La réalité d’un pays pratiquant l’annexion permanente et la colonisation sans fin, la complicité dont Israël bénéficie de la part des principaux acteurs de la communauté internationale face aux violations des résolutions de l’ONU et la politique criminelle du gouvernement Netanyahou aggravent les tensions. La volonté d’affirmer de plus en plus Israël comme l’état des juifs, l’évolution vers un véritable apartheid renforcent l’idée qu’israélien = juif. Cela nourrit la colère contre les juifs, particulièrement chez les jeunes issus de l’immigration. Ils se reconnaissent dans la lutte des Palestiniens qui les renvoient aux rejets et aux humiliations qu’ils subissent. Le « Jewish go home » des palestiniens des territoires occupés renvoie au « yankee go home » , des Vietnamiens ou du mouvement anti-guerre pendant la guerre du Vietnam et ces jeunes le reprennent à leur compte. Ce n’est en rien comparable à l’antisémitisme populiste qui se développe et qui fait très bon ménage avec l’Islamophobie ambiante.

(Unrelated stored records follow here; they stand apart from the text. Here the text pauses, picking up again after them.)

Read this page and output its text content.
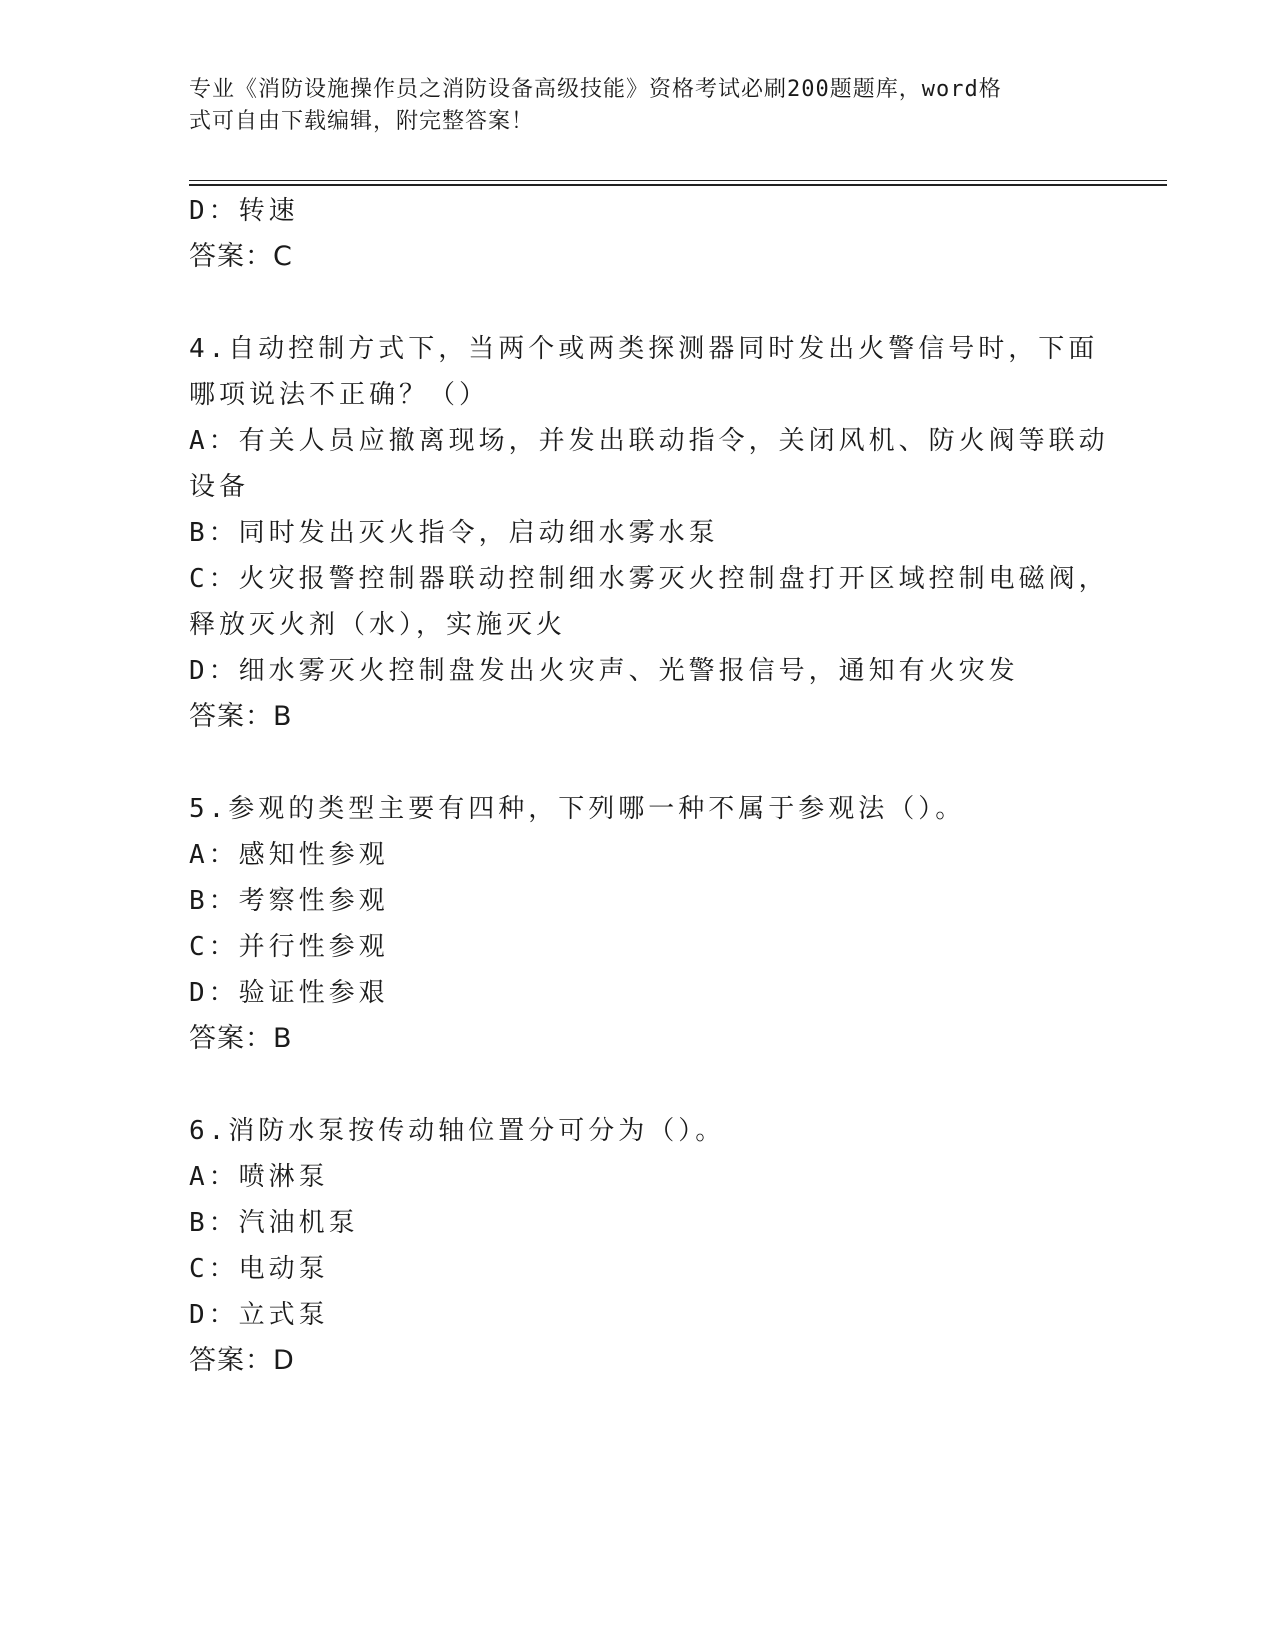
专业《消防设施操作员之消防设备高级技能》资格考试必刷200题题库，word格
式可自由下载编辑，附完整答案！
D：转速
答案：C
4.自动控制方式下，当两个或两类探测器同时发出火警信号时，下面
哪项说法不正确？（）
A：有关人员应撤离现场，并发出联动指令，关闭风机、防火阀等联动
设备
B：同时发出灭火指令，启动细水雾水泵
C：火灾报警控制器联动控制细水雾灭火控制盘打开区域控制电磁阀，
释放灭火剂（水），实施灭火
D：细水雾灭火控制盘发出火灾声、光警报信号，通知有火灾发
答案：B
5.参观的类型主要有四种，下列哪一种不属于参观法（）。
A：感知性参观
B：考察性参观
C：并行性参观
D：验证性参艰
答案：B
6.消防水泵按传动轴位置分可分为（）。
A：喷淋泵
B：汽油机泵
C：电动泵
D：立式泵
答案：D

Les invectives racistes aux « négros ou bougnoules » à rentrer chez eux ne sont presque jamais sanctionnées ! Les victimes noires et maghrébines de la violence policière sont désignées comme coupables. Les auteurs systématiquement disculpés ! Les auteurs d’actes ou de propos antisémites sont à juste titre systématiquement condamnés. Si construire un arc unitaire à l’image de ce consensus veut dire défiler avec les responsables de politiques qui génèrent ces comportements, avec la LDJ, groupuscule juif d’extrême droite, toléré par le CRIF, je suis contre. Exiger que tout le monde les condamne, je suis pour. Il est dangereux de confondre Union nationale et unité contre le fascisme, le racisme ou l’antisémitisme.
Après l’attentat islamophobe de Christchurch, on devrait s’attacher prioritairement à construire ce consensus de l’intolérance à l’intolérable pour éviter que les plus mal traités ne se retournent demain contre les moins mal traités, ce qui serait un véritable et mortel danger.